Through the sacrament of Matrimony the spouses are enabled to represent this fidelity and witness to it. Through the sacrament, the indissolubility of marriage receives a new and deeper meaning. The Lord Jesus insisted on the original intention of the Creator who willed that marriage be indissoluble. He abrogates the accommodations that had slipped into the old Law. Between the baptized, a ratified and consummated marriage cannot be dissolved by any human power or for any reason other than death".6
Divorce and remarriage
Sr. Farley writes: "If the marriage resulted in children, former spouses will be held together for years, perhaps a lifetime, in the ongoing project of parenting. In any case, the lives of two persons once married to one another are forever qualified by the experience of that marriage. The depth of what remains admits of degrees, but something remains. But does what remains disallow a second marriage? My own view is that it does not. Whatever ongoing obligation a residual bond entails, it need not include a prohibition of remarriage – any more than the ongoing union between spouses after one of them has died prohibits a second marriage on the part of the one who still lives" (p. 310).
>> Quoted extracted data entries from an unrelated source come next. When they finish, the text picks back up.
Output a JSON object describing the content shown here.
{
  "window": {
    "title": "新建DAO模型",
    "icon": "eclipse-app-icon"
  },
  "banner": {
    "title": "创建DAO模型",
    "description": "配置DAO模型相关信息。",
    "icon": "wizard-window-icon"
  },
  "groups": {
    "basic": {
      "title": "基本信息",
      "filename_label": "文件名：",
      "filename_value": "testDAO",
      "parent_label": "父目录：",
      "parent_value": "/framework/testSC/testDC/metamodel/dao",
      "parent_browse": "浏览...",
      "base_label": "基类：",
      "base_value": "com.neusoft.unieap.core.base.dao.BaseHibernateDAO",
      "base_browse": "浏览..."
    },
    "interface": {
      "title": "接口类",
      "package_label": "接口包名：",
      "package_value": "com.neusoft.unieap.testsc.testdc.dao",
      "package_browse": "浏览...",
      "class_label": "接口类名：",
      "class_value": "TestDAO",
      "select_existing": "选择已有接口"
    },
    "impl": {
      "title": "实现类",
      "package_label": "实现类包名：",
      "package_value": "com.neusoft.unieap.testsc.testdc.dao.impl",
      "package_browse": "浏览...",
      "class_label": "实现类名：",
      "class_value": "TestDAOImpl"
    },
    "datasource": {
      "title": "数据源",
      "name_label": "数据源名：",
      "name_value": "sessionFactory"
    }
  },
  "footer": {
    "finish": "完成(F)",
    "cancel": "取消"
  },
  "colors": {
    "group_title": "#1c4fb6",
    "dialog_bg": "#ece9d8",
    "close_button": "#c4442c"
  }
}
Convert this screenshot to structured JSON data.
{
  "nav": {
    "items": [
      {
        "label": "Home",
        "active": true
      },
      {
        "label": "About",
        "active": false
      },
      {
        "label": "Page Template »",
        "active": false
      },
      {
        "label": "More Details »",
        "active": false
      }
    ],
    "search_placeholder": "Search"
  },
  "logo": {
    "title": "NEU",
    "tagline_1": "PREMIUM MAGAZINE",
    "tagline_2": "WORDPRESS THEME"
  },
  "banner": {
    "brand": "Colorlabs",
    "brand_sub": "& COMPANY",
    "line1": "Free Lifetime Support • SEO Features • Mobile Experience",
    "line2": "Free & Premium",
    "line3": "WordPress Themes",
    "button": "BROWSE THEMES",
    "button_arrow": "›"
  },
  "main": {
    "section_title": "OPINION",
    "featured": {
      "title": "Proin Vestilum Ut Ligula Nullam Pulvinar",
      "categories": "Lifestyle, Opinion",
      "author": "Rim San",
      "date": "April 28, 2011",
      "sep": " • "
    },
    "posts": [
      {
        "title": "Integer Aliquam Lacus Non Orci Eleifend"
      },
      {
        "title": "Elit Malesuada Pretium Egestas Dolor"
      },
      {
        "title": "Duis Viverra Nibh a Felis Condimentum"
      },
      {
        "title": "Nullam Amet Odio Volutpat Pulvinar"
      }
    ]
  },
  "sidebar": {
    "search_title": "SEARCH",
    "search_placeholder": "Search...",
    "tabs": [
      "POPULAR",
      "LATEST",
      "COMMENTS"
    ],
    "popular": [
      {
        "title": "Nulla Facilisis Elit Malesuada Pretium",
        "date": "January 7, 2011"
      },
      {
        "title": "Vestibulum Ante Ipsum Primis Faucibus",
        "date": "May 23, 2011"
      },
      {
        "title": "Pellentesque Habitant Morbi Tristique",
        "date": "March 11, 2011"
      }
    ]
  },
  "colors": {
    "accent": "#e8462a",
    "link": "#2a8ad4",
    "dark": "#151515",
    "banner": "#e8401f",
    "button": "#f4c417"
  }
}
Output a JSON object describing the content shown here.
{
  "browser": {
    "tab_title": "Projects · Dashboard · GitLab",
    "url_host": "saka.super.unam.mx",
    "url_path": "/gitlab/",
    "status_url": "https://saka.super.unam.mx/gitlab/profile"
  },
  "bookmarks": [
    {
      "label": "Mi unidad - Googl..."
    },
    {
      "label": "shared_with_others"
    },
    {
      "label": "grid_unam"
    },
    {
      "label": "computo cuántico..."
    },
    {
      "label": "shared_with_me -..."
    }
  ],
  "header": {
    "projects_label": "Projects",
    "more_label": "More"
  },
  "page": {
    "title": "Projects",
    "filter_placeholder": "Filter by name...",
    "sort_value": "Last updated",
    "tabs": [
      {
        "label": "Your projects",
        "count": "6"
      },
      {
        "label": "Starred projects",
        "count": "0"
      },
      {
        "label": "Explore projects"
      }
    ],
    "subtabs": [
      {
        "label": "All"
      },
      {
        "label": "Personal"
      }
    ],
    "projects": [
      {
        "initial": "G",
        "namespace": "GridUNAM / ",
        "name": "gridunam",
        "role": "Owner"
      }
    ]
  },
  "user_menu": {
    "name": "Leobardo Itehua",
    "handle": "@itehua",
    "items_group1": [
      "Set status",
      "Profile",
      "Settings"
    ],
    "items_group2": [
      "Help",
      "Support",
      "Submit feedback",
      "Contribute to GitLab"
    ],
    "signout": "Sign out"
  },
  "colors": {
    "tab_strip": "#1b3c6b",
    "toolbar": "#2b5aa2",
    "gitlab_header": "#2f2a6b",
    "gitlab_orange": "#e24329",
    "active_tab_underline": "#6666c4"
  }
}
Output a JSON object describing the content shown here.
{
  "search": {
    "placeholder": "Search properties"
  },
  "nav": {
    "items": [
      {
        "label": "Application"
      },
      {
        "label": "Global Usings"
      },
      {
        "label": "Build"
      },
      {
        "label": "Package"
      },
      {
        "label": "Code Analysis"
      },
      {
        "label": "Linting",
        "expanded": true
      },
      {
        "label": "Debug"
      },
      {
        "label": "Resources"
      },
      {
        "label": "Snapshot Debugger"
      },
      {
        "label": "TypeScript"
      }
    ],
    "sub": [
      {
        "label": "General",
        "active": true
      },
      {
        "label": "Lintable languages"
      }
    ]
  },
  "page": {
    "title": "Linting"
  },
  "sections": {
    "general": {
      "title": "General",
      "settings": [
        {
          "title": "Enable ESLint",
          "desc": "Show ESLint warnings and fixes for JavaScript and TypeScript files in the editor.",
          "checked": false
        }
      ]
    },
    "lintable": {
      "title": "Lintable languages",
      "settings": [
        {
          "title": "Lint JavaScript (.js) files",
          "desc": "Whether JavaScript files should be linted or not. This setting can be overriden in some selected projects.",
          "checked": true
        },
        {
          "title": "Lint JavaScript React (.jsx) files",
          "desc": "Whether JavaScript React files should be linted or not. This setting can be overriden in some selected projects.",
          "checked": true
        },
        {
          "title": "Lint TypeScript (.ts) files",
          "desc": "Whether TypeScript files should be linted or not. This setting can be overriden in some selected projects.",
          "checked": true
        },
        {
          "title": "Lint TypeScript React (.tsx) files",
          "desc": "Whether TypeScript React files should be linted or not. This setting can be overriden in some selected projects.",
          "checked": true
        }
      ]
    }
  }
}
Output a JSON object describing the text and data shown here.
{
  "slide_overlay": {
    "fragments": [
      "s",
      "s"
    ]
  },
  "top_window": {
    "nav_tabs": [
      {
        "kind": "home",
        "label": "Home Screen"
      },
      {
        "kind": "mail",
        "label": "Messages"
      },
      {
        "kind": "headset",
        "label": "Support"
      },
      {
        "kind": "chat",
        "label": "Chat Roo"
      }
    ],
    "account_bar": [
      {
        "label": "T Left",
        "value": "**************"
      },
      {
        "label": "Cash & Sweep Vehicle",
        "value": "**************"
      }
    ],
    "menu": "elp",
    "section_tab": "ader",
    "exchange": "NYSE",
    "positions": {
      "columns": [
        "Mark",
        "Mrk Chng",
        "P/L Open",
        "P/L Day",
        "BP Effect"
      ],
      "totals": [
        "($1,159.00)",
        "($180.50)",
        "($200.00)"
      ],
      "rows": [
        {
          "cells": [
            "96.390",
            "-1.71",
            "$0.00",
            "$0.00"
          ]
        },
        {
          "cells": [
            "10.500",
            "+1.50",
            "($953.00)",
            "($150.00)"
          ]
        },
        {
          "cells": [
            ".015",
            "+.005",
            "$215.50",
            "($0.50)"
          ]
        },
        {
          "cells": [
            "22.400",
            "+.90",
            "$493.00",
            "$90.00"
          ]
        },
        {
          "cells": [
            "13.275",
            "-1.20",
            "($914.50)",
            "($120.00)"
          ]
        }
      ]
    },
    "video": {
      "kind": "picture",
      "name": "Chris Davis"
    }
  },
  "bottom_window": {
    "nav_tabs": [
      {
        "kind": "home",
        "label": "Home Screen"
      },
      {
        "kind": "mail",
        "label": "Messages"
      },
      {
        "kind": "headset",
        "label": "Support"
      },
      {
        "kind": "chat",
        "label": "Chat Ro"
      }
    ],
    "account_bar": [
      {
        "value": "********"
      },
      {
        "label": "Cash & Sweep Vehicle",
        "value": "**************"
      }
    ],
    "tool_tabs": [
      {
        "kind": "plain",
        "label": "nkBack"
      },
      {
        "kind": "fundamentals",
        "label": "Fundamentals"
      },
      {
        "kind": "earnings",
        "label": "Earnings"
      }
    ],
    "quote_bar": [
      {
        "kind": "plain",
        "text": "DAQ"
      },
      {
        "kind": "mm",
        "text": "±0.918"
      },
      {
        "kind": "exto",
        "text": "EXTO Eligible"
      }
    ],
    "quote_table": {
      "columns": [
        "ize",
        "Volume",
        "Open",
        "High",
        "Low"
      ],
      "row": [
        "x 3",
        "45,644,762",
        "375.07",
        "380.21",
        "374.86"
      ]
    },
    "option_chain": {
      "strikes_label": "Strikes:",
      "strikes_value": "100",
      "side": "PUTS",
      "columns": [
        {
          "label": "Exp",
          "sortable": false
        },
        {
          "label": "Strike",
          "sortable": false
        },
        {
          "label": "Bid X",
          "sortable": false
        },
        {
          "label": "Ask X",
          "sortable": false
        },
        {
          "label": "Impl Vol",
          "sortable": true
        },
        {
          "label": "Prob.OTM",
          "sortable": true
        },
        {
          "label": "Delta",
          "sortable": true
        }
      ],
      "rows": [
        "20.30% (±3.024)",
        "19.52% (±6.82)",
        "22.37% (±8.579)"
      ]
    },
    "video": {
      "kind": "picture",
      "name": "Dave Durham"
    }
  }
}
This view contradicts Catholic teaching that excludes the possibility of remarriage after divorce: "Today there are numerous Catholics in many countries who have recourse to civil divorce and contract new civil unions. In fidelity to the words of Jesus Christ – ‘Whoever divorces his wife and marries another, commits adultery against her; and if she divorces her husband and marries another, she commits adultery’ (Mk 10:11-12) –, the Church maintains that a new union cannot be recognized as valid, if the first marriage was. If the divorced are remarried civilly, they find themselves in a situation that objectively contravenes God's law. Consequently, they cannot receive Eucharistic communion as long as this situation persists. For the same reason, they cannot exercise certain ecclesial responsibilities. Reconciliation through the sacrament of Penance can be granted only to those who have repented for having violated the sign of the covenant and of fidelity to Christ, and who are committed to living in complete continence".7
ConclusionWith this Notification, the Congregation for the Doctrine of the Faith expresses profound regret that a member of an Institute of Consecrated Life, Sr. Margaret A. Farley, R.S.M., affirms positions that are in direct contradiction with Catholic teaching in the field of sexual morality. The Congregation warns the faithful that her book Just Love. A Framework for Christian Sexual Ethics is not in conformity with the teaching of the Church. Consequently it cannot be used as a valid expression of Catholic teaching, either in counseling and formation, or in ecumenical and interreligious dialogue. Furthermore the Congregation wishes to encourage theologians to pursue the task of studying and teaching moral theology in full concord with the principles of Catholic doctrine.
The Sovereign Pontiff Benedict XVI, in the Audience granted to the undersigned Cardinal Prefect on March 16, 2012, approved the present Notification, adopted in the Ordinary Session of this Congregation on March 14, 2012, and ordered its publication.
Rome, from the Offices of the Congregation for the Doctrine of the Faith, March 30, 2012.